In this section we'll be looking at using langchain to "chain" together the following components:

  • Amazon Bedrock model
  • Chroma Vector DataBase hosted locally
  • Prompt Template

The beauty of using langchain for our example is once we've created the chain object we do not have to rely on custom functions to query the vector store, then send path to LLM for a reponse. This is all done in a single function. The pieces of the "chain" can then be replaced when needed.

6a. Go to your session. Create a new one if yours timed out.

6b. Navigate to 6_langchain_introduction and open notebook titled Langchain_Bedrock_Chroma.ipynb Exercise 6 notebook

6c. Work through the cells in the notebook by running them. When you are done exist your jupyter session and come back to this guide.

✏️ In this exercise you've gotten familiar with a popular chaining package and applied it in a CML session to build a chain for interacting with Bedrock, Chroma, and a specific prompt template.

7. Use a locally hosted Mistral model

Many organizations are hesitant to use 3rd party LLM providers, instead opting to host open source models internally, to leverage in their use cases. CML provides a convenient facility to do this via Model Deployments functionality. This provides a scalable and secure way to host LLMs and classic inference models in an isolated and fully controlled CML environment.

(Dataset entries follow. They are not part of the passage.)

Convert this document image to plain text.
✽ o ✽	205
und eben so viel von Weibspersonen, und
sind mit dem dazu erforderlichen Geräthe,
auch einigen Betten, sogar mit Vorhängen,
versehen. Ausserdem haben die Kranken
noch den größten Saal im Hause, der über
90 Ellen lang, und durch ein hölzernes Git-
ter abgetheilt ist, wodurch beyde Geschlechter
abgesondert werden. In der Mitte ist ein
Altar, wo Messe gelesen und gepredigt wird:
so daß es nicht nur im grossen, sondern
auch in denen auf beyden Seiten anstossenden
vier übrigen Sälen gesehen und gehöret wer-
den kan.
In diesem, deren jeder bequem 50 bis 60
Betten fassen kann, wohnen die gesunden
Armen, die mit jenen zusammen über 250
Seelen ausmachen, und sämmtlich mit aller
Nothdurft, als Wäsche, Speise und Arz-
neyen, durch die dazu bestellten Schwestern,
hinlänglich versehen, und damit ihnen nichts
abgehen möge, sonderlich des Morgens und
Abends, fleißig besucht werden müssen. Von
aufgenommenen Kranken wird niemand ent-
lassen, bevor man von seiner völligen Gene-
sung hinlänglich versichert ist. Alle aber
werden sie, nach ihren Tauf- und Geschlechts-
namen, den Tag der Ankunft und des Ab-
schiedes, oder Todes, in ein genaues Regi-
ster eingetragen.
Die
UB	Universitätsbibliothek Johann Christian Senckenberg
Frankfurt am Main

For the purposes of this exercise, a Mistral-7B-instruct-v0.1 model has already been deployed in a separate, public project in the ML Workspace. You will use this model's endpoint to interact with it similar to how interactions with AWS Bedrock was done.

7a. Go to your session, or start a new one if yours timed out.

7b. Navigate to 7_cml_hosted_model and open notebook titled query_cml_llm_model_api.ipynb: CML model notebook

7c. Work through the cells in this notebook by running them. When you are done, exist your Jupyter session and return to this guide.

✏️ CML can host models and expose them via standard API mechanism, with authorization available out-of-the-box. Hosting models internally not only protects enterprise IP, but also allows for application of precise fine-tuning approaches and substantial savings on inference costs over time.

8. Launch Final Application

We are now going to put all the pieces together into a final application that allows for model selection (internal vs external) and a vector DB selection (internal or external). This expemplifies the flexibility of LLM apps built with CML.

To get started, we're going to revisit the application that we created in step 4.

8a. Go to main project screen and click on Applications in the left sidebar. You will see the application created in step 4 Alt-text

8b. Click on the three dots on the top right hand corner and select Application Details Alt-text

8c. Select the top section Settings. Now you are going to select the new file for the application. Click on the folder icon under the Script section. Then select the file path 8_launch_app_final/llm_app_final.py Alt-text

8d. Click on Update Application at the bottom of the page. Alt-text

8e. Once your application is in Running state click on it to open the app UI.

8f. Inside the application UI, expand the section called Additional Inputs Alt-text

8g. From here you can see all of the application parameters available. Select the model, vector db, and other parameters you'd like to use for each prompt. Finally, you're ready to start asking questions! Alt-text

🎉 Congratulations! 🎉

You've learned a lot in the last few hours, but this is just the beginning. Cloudera Machine Learning has a lot more to offer for your enterprise as part of an overall Cloudera Data Platform on-prem and in the cloud.